Читаем Роман моей жизни. Книга воспоминаний полностью

Если бы не дети, моя новая квартирка угнетала бы меня тяжелым одиночеством. Евгения Степановна вся отдалась зубоврачебному делу, уставала от практики, не могла уже работать у меня, и если забегала, то изредка и на короткое время. Вечера она посвящала театрам и симфоническим концертам или научным собраниям. Она усердно стала интересоваться медициной. Дела ее были блестящи.

Глава пятьдесят вторая

А. П. Чехов

Осенью 1893 года я, по литературным делам, уехал в Москву. Шеллер-Михайлов просил меня, между прочим, переговорить с Сытиным об издании полного собрания его сочинений[483]. В сущности, это было уже второе издание. Первое разошлось еще в 70-х годах. В Москве мне пришлось остановиться там, где останавливались все писатели по традиции, в «Лоскутной» гостинице[484], и номер мой пришелся как-раз против номера, где остановился Чехов.

С Чеховым я знаком был уже несколько лет. Мы даже чувствовали друг к другу приязнь. Вообще он появился впервые в «Новом Времени» под своей фамилией, а не под псевдонимом[485], и сейчас же обратил «а себя пристальное внимание всех литературных кругов.

Утром, помню, по делу Литературного Фонда[486] я был у Евгения Утина в тот день, когда в «Новом Времени» взошла звезда Чехова.

— Обратите внимание! — вскричал Утин, и стал вслух читать рассказ Чехова о священнике, который, придя в гости, украл бублик[487], так он был голоден, чтобы принести его домой детям. — Как свежо! Чисто гоголевское дарование. А вот принеси такой рассказ моему уважаемому родственнику (Стасюлевичу), в «Вестник Европы», пожалуй, не принял бы[488]. У этого Суворина все-таки, надо заметить, большое литературное чутье: нашел Чехова!

Между прочим, о том, как нашел Суворин Чехова, рассказал мне как-то Сергей Атава. По словам Атавы, он всегда увлекался рассказами начинающего писателя, пописывающего свои крохотные рассказики в «Петербургской Газете» — А. Чехонте. Как-то вечером к нему приехал Маслов, сотрудник «Нового Времени» (офицер необыкновенного роста и грациозной тончавости)[489]. Атава стал нахваливать Чехонте, а Маслов от него отправился к Суворину, который по вечерам лежал у себя в кабинете — на кушетке и выслушивал от сотрудников, посещавших его, разные новости и советы, что предпринять в «Новом Времени», что писать, чтобы заинтересовать публику, и кого привлечь к сотрудничеству из новых сил. Суворин потребовал «Петербургскую Газету», прочитал рассказ Чехонте и послал ему пригласительное письмо. Результатом такого косвенного влияния Атавы на Суворина и явился дебют Чехова.

Утин позвонил по телефону Урусову, Кони, Андреевскому, и всем рекомендовал прочесть рассказ Чехова о голодном священнике. В один день упрочилась слава Чехова.

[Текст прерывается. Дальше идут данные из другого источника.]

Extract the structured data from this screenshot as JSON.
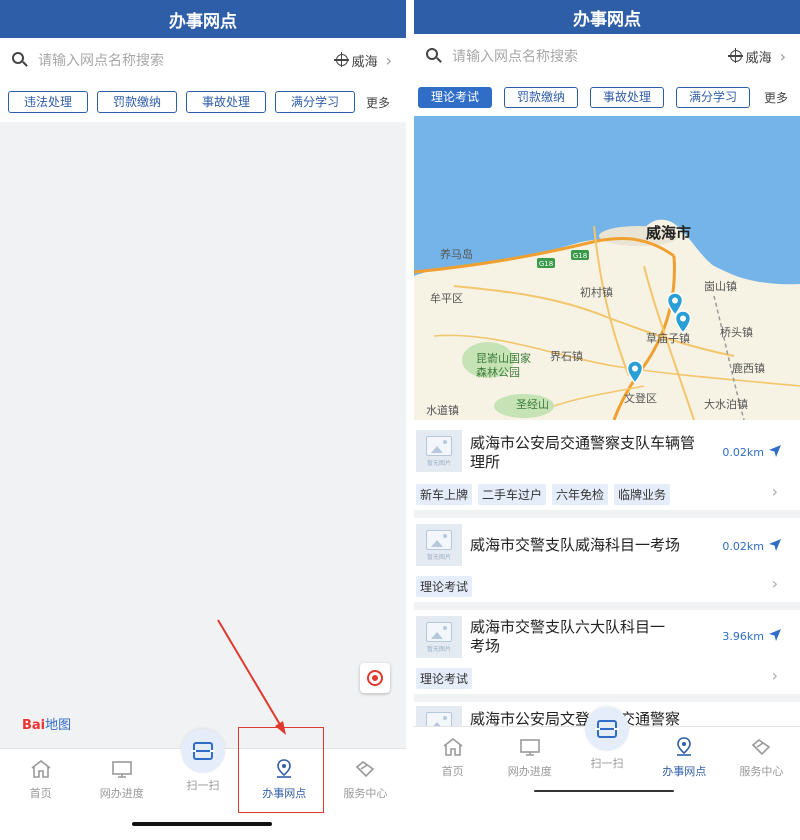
{
  "left_screen": {
    "title": "办事网点",
    "search": {
      "placeholder": "请输入网点名称搜索",
      "city": "威海"
    },
    "tabs": [
      "违法处理",
      "罚款缴纳",
      "事故处理",
      "满分学习"
    ],
    "more_label": "更多",
    "map_logo": {
      "part1": "Bai",
      "part2": "地图"
    },
    "nav": [
      "首页",
      "网办进度",
      "扫一扫",
      "办事网点",
      "服务中心"
    ]
  },
  "right_screen": {
    "title": "办事网点",
    "search": {
      "placeholder": "请输入网点名称搜索",
      "city": "威海"
    },
    "tabs": [
      "理论考试",
      "罚款缴纳",
      "事故处理",
      "满分学习"
    ],
    "active_tab": "理论考试",
    "more_label": "更多",
    "map": {
      "labels": [
        "威海市",
        "养马岛",
        "牟平区",
        "初村镇",
        "崮山镇",
        "草庙子镇",
        "桥头镇",
        "昆嵛山国家",
        "森林公园",
        "界石镇",
        "鹿西镇",
        "圣经山",
        "文登区",
        "大水泊镇",
        "水道镇"
      ],
      "road_shields": [
        "G18",
        "G18"
      ]
    },
    "thumb_text": "暂无图片",
    "list": [
      {
        "title": "威海市公安局交通警察支队车辆管理所",
        "distance": "0.02km",
        "tags": [
          "新车上牌",
          "二手车过户",
          "六年免检",
          "临牌业务"
        ]
      },
      {
        "title": "威海市交警支队威海科目一考场",
        "distance": "0.02km",
        "tags": [
          "理论考试"
        ]
      },
      {
        "title": "威海市交警支队六大队科目一考场",
        "distance": "3.96km",
        "tags": [
          "理论考试"
        ]
      },
      {
        "title": "威海市公安局文登分局交通警察",
        "distance": "",
        "tags": []
      }
    ],
    "nav": [
      "首页",
      "网办进度",
      "扫一扫",
      "办事网点",
      "服务中心"
    ]
  },
  "colors": {
    "primary": "#2f5ea8",
    "accent": "#2f6dc6",
    "highlight": "#e0392d"
  }
}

Ко мне приехал на другой день писатель Горленко и Щеглов. Щеглов, оказалось, уже хорошо был знаком с Чеховым. Они уговорили меня поехать к новому писателю и поддержать его на первых порах. Для каждого начинающего писателя важно, чтобы старшие товарищи не относились к нему равнодушно. Горленко отстал на полдороге, а мы приехали к Чехову, который, оказалось, приехал из Москвы и остановился у Суворина[490]. Ему была отведена особая комната. После обмена нашими впечатлениями и литературными мнениями по поводу текущего журнального момента Чехов признался нам, что в «Петербургской Газете» он чувствует себя, по крайней мере до сих пор чувствовал, одиноким, потому что был с опущенным забралом.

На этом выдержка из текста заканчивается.